My observation earlier on that there are reasons for much therapeutic literature avoiding the reciprocal truth that touching oneself is a subjective act and feeling the touch of oneself is also a subjective act. Obviously, and I guess most of us would think straight away that touching oneself is a sexual act. I used the touching of the hand very deliberately to point out that most touching oneself really isn’t sexual at all. It is the assumption that self touching is automatically sexual that points to the origin of the avoidance in the literature: religious prohibitions on the self.  The pleasure centres of the body are avoided, and sometimes mutilated, in many places in the world. We, in the West, mutilate our own perception by ignoring it. The therapeutic literature, including much somatic psychotherapy, avoid it by a leap to the pathologization, real or not, of the subjective sense of touching oneself, as though the world isn’t already pathologically disinclined to notice the ordinariness of being a subjective self.  How good it is then to simply reclaim the most basic of senses, the sensation of touch as something received by the self and given by the self.
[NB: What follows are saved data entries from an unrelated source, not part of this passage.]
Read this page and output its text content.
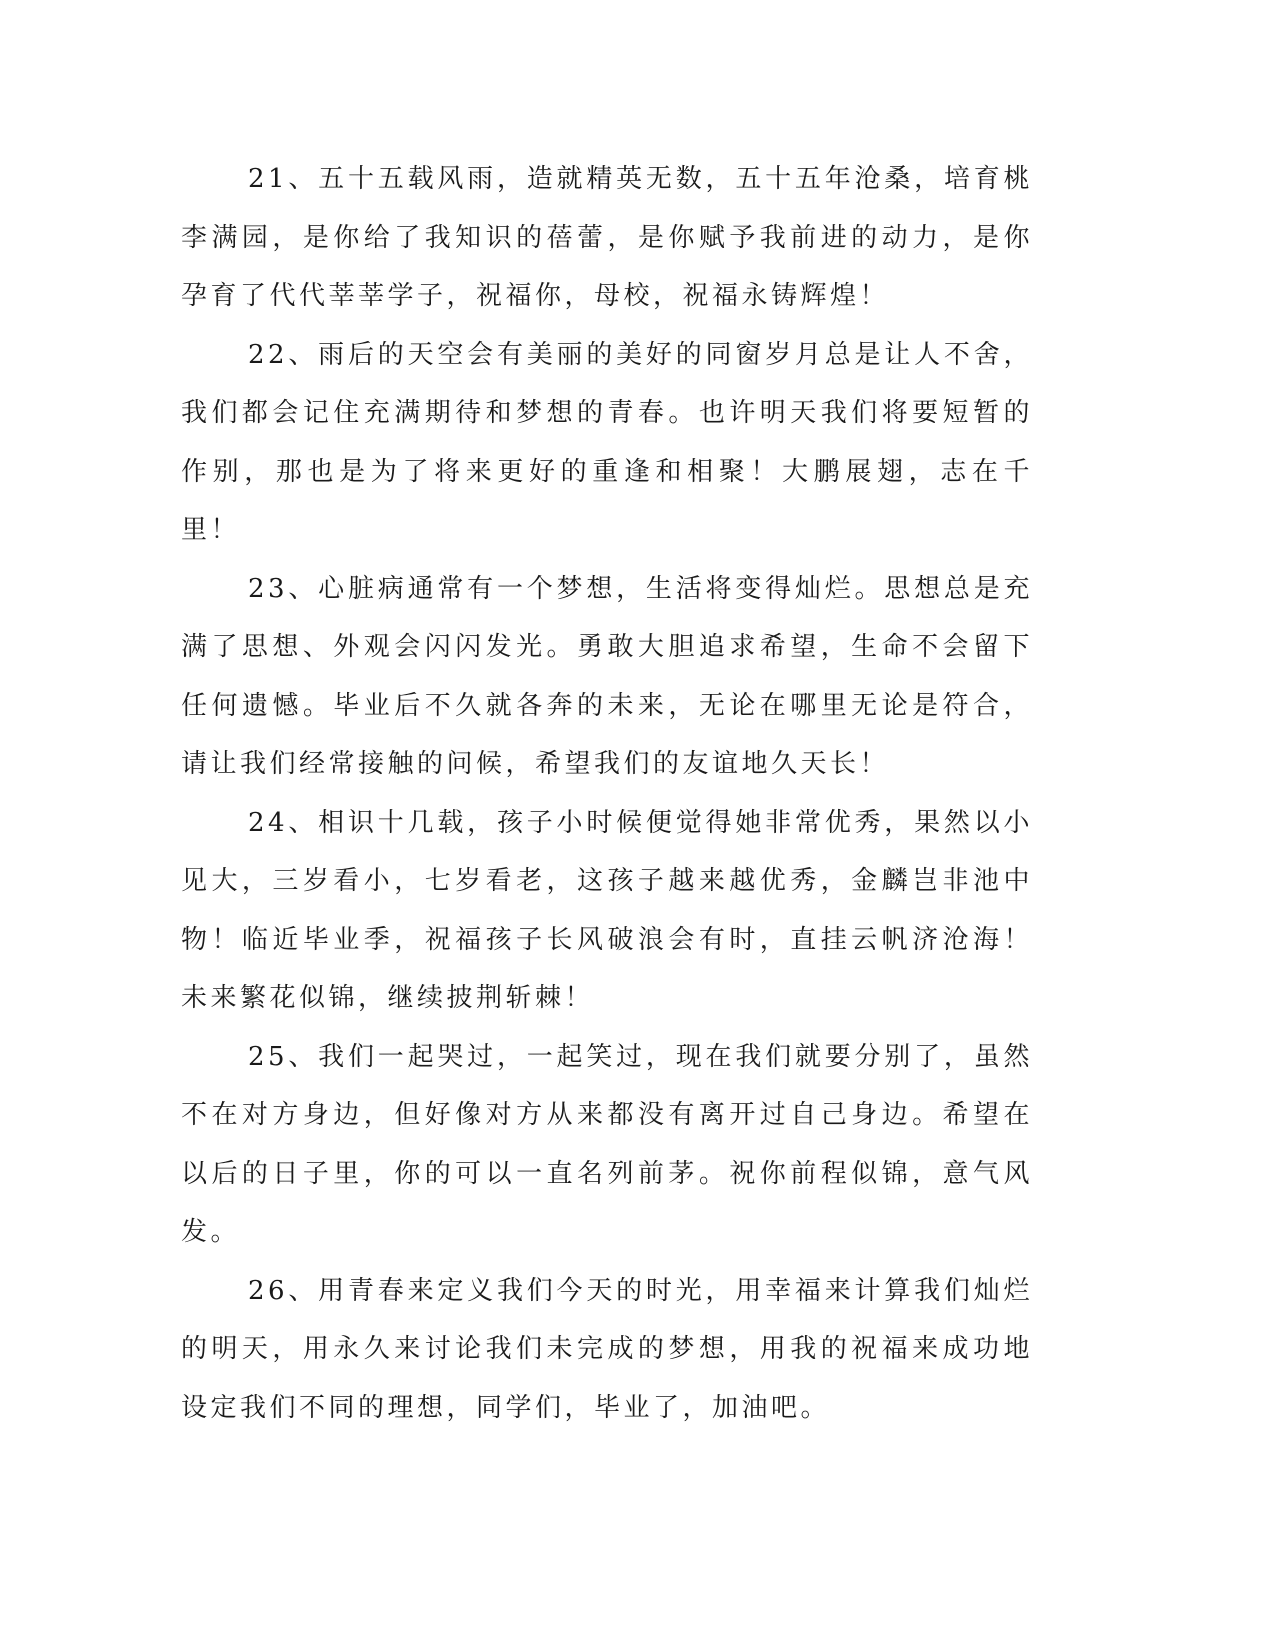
21、五十五载风雨，造就精英无数，五十五年沧桑，培育桃李满园，是你给了我知识的蓓蕾，是你赋予我前进的动力，是你孕育了代代莘莘学子，祝福你，母校，祝福永铸辉煌！

22、雨后的天空会有美丽的美好的同窗岁月总是让人不舍，我们都会记住充满期待和梦想的青春。也许明天我们将要短暂的作别，那也是为了将来更好的重逢和相聚！大鹏展翅，志在千里！

23、心脏病通常有一个梦想，生活将变得灿烂。思想总是充满了思想、外观会闪闪发光。勇敢大胆追求希望，生命不会留下任何遗憾。毕业后不久就各奔的未来，无论在哪里无论是符合，请让我们经常接触的问候，希望我们的友谊地久天长！

24、相识十几载，孩子小时候便觉得她非常优秀，果然以小见大，三岁看小，七岁看老，这孩子越来越优秀，金麟岂非池中物！临近毕业季，祝福孩子长风破浪会有时，直挂云帆济沧海！未来繁花似锦，继续披荆斩棘！

25、我们一起哭过，一起笑过，现在我们就要分别了，虽然不在对方身边，但好像对方从来都没有离开过自己身边。希望在以后的日子里，你的可以一直名列前茅。祝你前程似锦，意气风发。

26、用青春来定义我们今天的时光，用幸福来计算我们灿烂的明天，用永久来讨论我们未完成的梦想，用我的祝福来成功地设定我们不同的理想，同学们，毕业了，加油吧。
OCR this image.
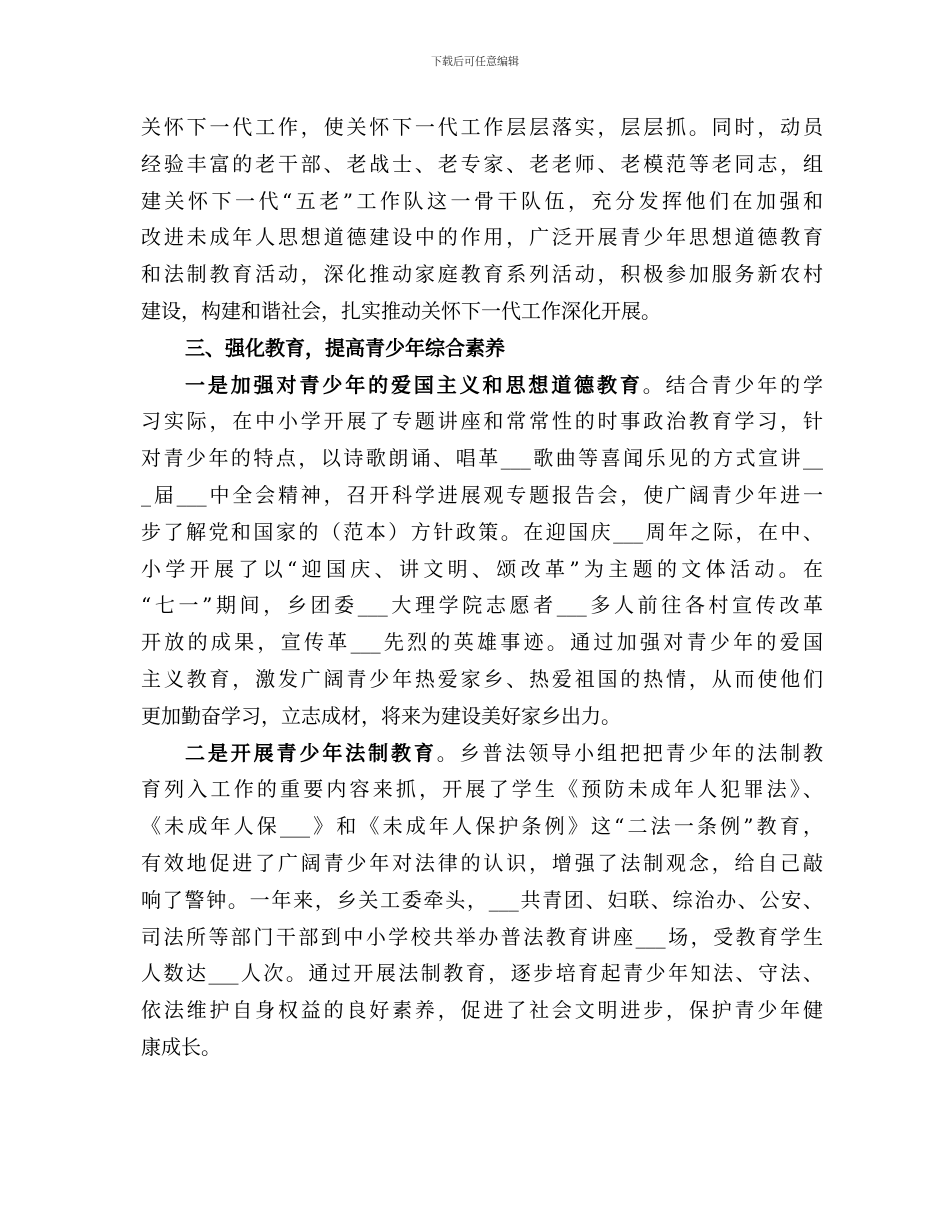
下载后可任意编辑
关怀下一代工作，使关怀下一代工作层层落实，层层抓。同时，动员
经验丰富的老干部、老战士、老专家、老老师、老模范等老同志，组
建关怀下一代“五老”工作队这一骨干队伍，充分发挥他们在加强和
改进未成年人思想道德建设中的作用，广泛开展青少年思想道德教育
和法制教育活动，深化推动家庭教育系列活动，积极参加服务新农村
建设，构建和谐社会，扎实推动关怀下一代工作深化开展。
三、强化教育，提高青少年综合素养
一是加强对青少年的爱国主义和思想道德教育。结合青少年的学
习实际，在中小学开展了专题讲座和常常性的时事政治教育学习，针
对青少年的特点，以诗歌朗诵、唱革___歌曲等喜闻乐见的方式宣讲__
_届___中全会精神，召开科学进展观专题报告会，使广阔青少年进一
步了解党和国家的（范本）方针政策。在迎国庆___周年之际，在中、
小学开展了以“迎国庆、讲文明、颂改革”为主题的文体活动。在
“七一”期间，乡团委___大理学院志愿者___多人前往各村宣传改革
开放的成果，宣传革___先烈的英雄事迹。通过加强对青少年的爱国
主义教育，激发广阔青少年热爱家乡、热爱祖国的热情，从而使他们
更加勤奋学习，立志成材，将来为建设美好家乡出力。
二是开展青少年法制教育。乡普法领导小组把把青少年的法制教
育列入工作的重要内容来抓，开展了学生《预防未成年人犯罪法》、
《未成年人保___》和《未成年人保护条例》这“二法一条例”教育，
有效地促进了广阔青少年对法律的认识，增强了法制观念，给自己敲
响了警钟。一年来，乡关工委牵头，___共青团、妇联、综治办、公安、
司法所等部门干部到中小学校共举办普法教育讲座___场，受教育学生
人数达___人次。通过开展法制教育，逐步培育起青少年知法、守法、
依法维护自身权益的良好素养，促进了社会文明进步，保护青少年健
康成长。
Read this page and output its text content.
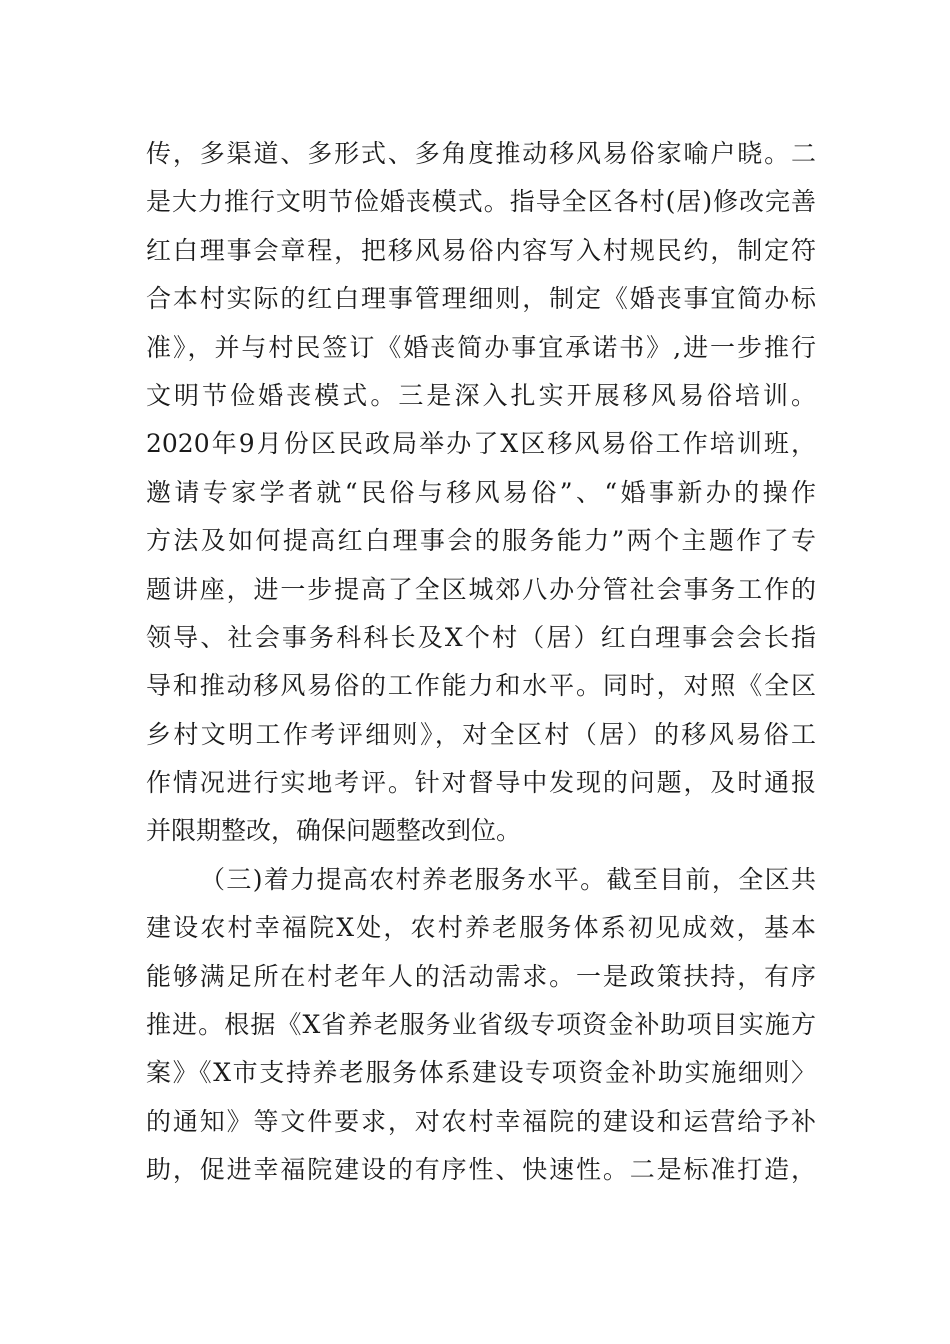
传，多渠道、多形式、多角度推动移风易俗家喻户晓。二
是大力推行文明节俭婚丧模式。指导全区各村(居)修改完善
红白理事会章程，把移风易俗内容写入村规民约，制定符
合本村实际的红白理事管理细则，制定《婚丧事宜简办标
准》，并与村民签订《婚丧简办事宜承诺书》,进一步推行
文明节俭婚丧模式。三是深入扎实开展移风易俗培训。
2020年9月份区民政局举办了X区移风易俗工作培训班，
邀请专家学者就“民俗与移风易俗”、“婚事新办的操作
方法及如何提高红白理事会的服务能力”两个主题作了专
题讲座，进一步提高了全区城郊八办分管社会事务工作的
领导、社会事务科科长及X个村（居）红白理事会会长指
导和推动移风易俗的工作能力和水平。同时，对照《全区
乡村文明工作考评细则》，对全区村（居）的移风易俗工
作情况进行实地考评。针对督导中发现的问题，及时通报
并限期整改，确保问题整改到位。
（三)着力提高农村养老服务水平。截至目前，全区共
建设农村幸福院X处，农村养老服务体系初见成效，基本
能够满足所在村老年人的活动需求。一是政策扶持，有序
推进。根据《X省养老服务业省级专项资金补助项目实施方
案》《X市支持养老服务体系建设专项资金补助实施细则〉
的通知》等文件要求，对农村幸福院的建设和运营给予补
助，促进幸福院建设的有序性、快速性。二是标准打造，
      Restoring touch as the primal sense is becoming, I believe, increasingly necessary as more and more young people only know themselves through the lens of others, and only knowing themselves thus, to mutilate their own bodies through starvation, cutting, out of control sex practices, and so on. Only knowing yourself as an object of another is to be detached from elemental feelings of being actually here, right now, in the world, feeling able to make choices, being able to identify what this subject needs right now, as opposed to fulfilling entirely the desires of the other.
      Feel the hand touching the hand and feeling the hand being touched and knowing yourself is the beginning of being real in the world and the beginning of non-projected being for self and others.